PORTRAIT. De dentiste à artiste musicien, le parcours insolite de Josia, Guyanais passé par Tahiti

L'auteur-compositeur et interprète guyanais Josia travaille cet été 2023 sur un nouveau projet musical, dans un studio en région parisienne.
Auteur, compositeur et interprète, Josia Gourouza a grandi en Guyane, à Saint-Georges de l'Oyapock, Kourou et Cayenne, avec un petit crochet par Tahiti. Né d’un père nigérien et d’une mère bretonne, ce métis de 28 ans est devenu orthodontiste à Paris, avant de tout arrêter pour se lancer à 100% dans la musique début 2023. Outre-mer la 1ère l'a rencontré dans un studio de région parisienne.

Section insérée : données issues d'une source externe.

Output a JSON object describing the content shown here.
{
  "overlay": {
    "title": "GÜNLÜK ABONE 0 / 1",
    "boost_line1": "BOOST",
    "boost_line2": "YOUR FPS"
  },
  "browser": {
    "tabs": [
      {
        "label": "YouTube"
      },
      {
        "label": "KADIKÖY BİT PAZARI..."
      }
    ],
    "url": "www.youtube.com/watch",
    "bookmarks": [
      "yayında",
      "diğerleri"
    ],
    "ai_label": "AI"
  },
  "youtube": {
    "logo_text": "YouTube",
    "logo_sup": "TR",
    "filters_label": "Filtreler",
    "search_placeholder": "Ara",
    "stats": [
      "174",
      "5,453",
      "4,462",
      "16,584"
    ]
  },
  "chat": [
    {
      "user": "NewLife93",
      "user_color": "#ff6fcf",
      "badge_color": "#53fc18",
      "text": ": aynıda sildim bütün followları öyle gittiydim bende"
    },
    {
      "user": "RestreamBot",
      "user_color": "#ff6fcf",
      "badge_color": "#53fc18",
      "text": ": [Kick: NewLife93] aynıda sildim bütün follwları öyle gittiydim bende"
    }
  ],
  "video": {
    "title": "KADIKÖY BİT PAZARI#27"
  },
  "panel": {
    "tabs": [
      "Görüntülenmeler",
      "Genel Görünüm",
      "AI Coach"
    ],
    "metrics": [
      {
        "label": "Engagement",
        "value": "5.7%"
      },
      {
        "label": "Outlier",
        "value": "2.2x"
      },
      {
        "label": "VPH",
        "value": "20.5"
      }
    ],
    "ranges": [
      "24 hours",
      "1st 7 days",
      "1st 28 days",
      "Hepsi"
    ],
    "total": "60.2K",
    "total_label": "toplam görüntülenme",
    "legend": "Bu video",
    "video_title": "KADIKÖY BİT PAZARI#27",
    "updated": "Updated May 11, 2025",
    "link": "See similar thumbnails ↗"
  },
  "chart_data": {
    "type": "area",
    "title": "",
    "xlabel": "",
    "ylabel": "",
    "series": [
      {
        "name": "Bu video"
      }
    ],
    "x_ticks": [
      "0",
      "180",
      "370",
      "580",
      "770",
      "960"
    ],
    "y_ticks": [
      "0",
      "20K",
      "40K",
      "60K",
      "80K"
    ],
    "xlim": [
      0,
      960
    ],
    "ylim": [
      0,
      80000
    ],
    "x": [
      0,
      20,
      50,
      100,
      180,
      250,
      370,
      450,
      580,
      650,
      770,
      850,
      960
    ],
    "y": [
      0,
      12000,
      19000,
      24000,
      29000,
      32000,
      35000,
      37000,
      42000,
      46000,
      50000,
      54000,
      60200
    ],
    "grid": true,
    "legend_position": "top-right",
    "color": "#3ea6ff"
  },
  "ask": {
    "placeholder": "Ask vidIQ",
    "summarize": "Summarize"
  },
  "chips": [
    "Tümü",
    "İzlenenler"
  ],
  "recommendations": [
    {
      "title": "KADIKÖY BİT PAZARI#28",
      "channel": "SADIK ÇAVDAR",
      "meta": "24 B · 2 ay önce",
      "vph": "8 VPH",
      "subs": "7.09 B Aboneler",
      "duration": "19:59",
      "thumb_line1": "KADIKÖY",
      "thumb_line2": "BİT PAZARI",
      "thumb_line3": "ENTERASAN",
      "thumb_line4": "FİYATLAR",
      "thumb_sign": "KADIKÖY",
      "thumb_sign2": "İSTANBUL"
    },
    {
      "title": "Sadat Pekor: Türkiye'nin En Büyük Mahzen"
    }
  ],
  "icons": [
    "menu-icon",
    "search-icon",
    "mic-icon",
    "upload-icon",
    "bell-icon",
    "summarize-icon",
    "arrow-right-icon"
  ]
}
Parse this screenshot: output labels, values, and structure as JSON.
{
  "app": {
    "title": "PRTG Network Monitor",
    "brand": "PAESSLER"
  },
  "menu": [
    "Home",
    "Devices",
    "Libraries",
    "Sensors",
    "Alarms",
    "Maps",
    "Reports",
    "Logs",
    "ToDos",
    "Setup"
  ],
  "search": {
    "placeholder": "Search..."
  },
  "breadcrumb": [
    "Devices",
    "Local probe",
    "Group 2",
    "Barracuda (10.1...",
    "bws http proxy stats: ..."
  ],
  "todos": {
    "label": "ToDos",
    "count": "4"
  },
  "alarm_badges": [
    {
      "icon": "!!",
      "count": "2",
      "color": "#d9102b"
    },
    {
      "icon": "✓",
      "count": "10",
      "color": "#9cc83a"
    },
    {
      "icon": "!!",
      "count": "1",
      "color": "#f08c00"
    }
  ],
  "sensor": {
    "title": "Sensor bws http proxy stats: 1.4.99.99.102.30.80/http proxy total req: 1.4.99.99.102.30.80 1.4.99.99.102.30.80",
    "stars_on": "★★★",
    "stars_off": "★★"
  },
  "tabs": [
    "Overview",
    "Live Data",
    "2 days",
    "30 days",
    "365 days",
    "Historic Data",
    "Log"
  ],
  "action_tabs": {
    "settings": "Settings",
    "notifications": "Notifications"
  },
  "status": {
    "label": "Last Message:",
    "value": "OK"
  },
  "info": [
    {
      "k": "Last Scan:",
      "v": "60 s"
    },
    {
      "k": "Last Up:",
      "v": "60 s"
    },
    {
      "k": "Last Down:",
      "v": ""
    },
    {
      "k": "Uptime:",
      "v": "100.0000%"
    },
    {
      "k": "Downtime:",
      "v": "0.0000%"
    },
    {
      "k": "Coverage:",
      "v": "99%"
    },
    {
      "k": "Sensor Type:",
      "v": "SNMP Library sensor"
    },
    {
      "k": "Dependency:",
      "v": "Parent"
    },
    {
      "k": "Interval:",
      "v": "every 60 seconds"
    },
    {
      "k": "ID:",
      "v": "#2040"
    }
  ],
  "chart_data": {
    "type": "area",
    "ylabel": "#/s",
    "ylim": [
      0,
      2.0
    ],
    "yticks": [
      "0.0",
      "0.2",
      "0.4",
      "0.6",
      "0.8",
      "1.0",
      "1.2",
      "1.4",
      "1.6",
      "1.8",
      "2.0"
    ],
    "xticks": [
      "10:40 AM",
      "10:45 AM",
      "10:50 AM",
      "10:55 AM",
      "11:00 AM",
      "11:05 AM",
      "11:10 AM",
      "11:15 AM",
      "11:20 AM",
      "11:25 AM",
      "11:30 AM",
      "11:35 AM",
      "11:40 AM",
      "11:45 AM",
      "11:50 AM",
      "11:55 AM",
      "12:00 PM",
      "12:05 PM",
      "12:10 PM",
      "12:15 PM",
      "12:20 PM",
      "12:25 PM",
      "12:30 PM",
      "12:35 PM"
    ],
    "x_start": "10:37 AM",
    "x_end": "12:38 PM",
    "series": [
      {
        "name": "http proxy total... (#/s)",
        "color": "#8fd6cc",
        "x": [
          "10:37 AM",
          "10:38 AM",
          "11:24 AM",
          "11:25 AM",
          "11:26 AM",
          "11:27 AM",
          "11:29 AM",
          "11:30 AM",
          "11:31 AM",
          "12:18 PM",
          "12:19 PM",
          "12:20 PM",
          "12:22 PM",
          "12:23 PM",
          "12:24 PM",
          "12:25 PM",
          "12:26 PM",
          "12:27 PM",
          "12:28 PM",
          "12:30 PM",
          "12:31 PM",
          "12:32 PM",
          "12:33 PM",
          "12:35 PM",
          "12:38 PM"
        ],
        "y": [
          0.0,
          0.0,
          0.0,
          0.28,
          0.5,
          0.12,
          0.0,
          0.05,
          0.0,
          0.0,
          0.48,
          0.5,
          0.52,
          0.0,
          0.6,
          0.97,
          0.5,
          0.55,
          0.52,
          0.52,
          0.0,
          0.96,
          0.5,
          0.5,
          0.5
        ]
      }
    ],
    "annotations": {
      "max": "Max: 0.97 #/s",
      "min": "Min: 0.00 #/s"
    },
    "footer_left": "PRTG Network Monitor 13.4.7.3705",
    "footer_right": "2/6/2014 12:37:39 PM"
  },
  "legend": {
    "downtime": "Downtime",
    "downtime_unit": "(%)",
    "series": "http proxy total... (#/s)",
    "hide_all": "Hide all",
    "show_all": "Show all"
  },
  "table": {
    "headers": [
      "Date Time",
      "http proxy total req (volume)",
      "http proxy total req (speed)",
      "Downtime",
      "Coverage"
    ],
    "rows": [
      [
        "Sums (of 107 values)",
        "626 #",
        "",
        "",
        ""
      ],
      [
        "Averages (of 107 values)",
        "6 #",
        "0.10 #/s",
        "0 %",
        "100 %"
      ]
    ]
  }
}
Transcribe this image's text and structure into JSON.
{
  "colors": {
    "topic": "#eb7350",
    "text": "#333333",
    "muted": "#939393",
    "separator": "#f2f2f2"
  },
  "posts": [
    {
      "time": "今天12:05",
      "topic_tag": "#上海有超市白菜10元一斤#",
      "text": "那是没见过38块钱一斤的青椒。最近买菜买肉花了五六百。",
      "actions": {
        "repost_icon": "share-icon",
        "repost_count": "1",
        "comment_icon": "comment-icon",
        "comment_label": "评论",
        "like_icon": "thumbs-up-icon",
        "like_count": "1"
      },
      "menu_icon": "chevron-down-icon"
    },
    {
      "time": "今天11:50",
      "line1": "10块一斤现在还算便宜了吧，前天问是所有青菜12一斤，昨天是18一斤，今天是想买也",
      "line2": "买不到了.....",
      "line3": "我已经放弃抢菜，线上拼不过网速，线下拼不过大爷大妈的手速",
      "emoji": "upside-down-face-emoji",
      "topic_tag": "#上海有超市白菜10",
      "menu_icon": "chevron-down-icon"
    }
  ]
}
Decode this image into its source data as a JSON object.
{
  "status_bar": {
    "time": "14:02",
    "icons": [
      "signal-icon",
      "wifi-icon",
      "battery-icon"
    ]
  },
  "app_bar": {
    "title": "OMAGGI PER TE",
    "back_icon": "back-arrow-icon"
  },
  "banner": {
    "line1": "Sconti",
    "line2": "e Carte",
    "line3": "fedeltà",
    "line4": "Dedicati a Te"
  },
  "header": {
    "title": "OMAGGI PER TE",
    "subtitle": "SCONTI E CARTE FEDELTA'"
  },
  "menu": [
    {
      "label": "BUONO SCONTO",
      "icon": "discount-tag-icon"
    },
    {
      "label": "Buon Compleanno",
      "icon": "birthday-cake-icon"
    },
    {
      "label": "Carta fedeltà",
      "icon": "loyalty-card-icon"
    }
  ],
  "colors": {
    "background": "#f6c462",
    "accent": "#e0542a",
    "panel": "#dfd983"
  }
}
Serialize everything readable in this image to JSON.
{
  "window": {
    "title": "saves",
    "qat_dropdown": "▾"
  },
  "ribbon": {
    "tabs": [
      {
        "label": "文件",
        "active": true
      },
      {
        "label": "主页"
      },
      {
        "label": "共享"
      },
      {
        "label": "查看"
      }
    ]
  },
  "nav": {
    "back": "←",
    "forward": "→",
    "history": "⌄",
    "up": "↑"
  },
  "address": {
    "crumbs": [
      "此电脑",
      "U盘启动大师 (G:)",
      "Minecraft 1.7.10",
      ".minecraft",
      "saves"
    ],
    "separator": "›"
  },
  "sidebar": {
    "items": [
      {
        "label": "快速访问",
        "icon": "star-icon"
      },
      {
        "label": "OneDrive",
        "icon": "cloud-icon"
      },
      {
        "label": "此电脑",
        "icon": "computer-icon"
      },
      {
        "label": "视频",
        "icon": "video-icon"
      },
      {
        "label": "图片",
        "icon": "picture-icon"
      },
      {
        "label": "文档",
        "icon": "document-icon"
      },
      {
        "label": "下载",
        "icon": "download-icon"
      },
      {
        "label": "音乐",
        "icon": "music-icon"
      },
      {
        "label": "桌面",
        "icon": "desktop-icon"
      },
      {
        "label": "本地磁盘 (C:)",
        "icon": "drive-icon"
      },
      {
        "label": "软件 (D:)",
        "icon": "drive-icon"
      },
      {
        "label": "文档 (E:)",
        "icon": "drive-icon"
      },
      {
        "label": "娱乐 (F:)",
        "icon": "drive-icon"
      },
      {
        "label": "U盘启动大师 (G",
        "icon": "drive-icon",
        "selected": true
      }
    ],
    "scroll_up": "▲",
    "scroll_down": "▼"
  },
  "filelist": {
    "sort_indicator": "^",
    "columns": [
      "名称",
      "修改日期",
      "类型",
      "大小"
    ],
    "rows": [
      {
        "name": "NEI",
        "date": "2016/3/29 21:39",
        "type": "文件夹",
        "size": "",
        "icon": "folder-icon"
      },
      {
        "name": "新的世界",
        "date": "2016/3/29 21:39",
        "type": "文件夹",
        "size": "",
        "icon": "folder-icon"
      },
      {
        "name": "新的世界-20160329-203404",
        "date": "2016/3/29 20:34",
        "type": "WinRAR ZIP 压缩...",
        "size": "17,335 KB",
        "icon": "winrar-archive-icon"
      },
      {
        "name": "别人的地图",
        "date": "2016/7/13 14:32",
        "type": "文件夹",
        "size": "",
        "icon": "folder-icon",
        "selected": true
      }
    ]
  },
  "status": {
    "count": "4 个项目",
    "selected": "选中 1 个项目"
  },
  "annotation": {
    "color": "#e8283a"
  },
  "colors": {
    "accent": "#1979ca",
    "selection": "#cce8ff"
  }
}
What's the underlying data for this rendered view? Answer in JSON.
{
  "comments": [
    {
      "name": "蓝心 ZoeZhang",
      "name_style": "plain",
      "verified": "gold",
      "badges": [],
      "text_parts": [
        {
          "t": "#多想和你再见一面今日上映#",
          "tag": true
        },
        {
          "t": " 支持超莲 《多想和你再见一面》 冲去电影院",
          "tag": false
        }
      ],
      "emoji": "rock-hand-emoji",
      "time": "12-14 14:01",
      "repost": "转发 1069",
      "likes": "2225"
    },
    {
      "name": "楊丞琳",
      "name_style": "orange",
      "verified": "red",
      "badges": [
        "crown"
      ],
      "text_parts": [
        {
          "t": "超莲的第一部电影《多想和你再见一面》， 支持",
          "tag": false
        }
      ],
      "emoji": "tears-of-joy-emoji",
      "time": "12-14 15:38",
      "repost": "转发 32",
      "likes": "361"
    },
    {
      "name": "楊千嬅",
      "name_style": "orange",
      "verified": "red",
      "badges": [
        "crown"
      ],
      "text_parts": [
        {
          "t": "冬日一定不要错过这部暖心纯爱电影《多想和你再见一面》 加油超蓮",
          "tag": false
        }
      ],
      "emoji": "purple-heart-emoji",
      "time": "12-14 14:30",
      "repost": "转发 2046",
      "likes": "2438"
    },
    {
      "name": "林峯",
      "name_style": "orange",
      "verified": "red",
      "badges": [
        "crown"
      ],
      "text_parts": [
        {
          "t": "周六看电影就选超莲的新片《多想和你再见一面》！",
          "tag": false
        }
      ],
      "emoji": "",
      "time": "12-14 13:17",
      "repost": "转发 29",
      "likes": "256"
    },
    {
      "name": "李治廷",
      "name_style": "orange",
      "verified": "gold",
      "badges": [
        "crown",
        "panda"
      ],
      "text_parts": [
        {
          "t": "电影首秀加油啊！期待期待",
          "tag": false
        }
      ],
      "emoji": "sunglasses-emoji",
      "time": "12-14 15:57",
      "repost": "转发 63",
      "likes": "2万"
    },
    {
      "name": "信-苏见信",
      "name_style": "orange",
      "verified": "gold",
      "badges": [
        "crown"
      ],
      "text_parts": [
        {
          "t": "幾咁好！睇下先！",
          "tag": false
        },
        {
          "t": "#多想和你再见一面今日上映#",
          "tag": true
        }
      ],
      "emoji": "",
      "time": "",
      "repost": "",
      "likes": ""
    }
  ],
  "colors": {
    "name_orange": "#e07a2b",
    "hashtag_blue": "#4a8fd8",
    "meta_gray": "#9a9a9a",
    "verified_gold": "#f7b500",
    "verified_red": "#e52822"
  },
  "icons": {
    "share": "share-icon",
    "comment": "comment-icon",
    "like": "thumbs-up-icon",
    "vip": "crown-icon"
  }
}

Le casque sur les oreilles, les yeux fermés, Josia enregistre lui-même sa voix dans un petit studio, au sous-sol d'un immeuble. Il a presque oublié qu'on lui a demandé de se mettre en situation pour une séance photo, et ressort satisfait de ces essais de voix qui pourraient bien servir.

Car Josia Gourouza, 28 ans, ne s'arrête pas. Vainqueur en mai dernier de l'édition 2023 de Tremplin#77, un concours organisé par le département de Seine-et-Marne pour les artistes émergents, il a assuré récemment la première partie du concert de Juliette Armanet, marraine de l'événement. Alors que son prochain album doit paraître bientôt en deux parties - la première le 22 septembre, la seconde en fin d'année -, il a déjà sorti un titre de cet opus, "Douleur exquise".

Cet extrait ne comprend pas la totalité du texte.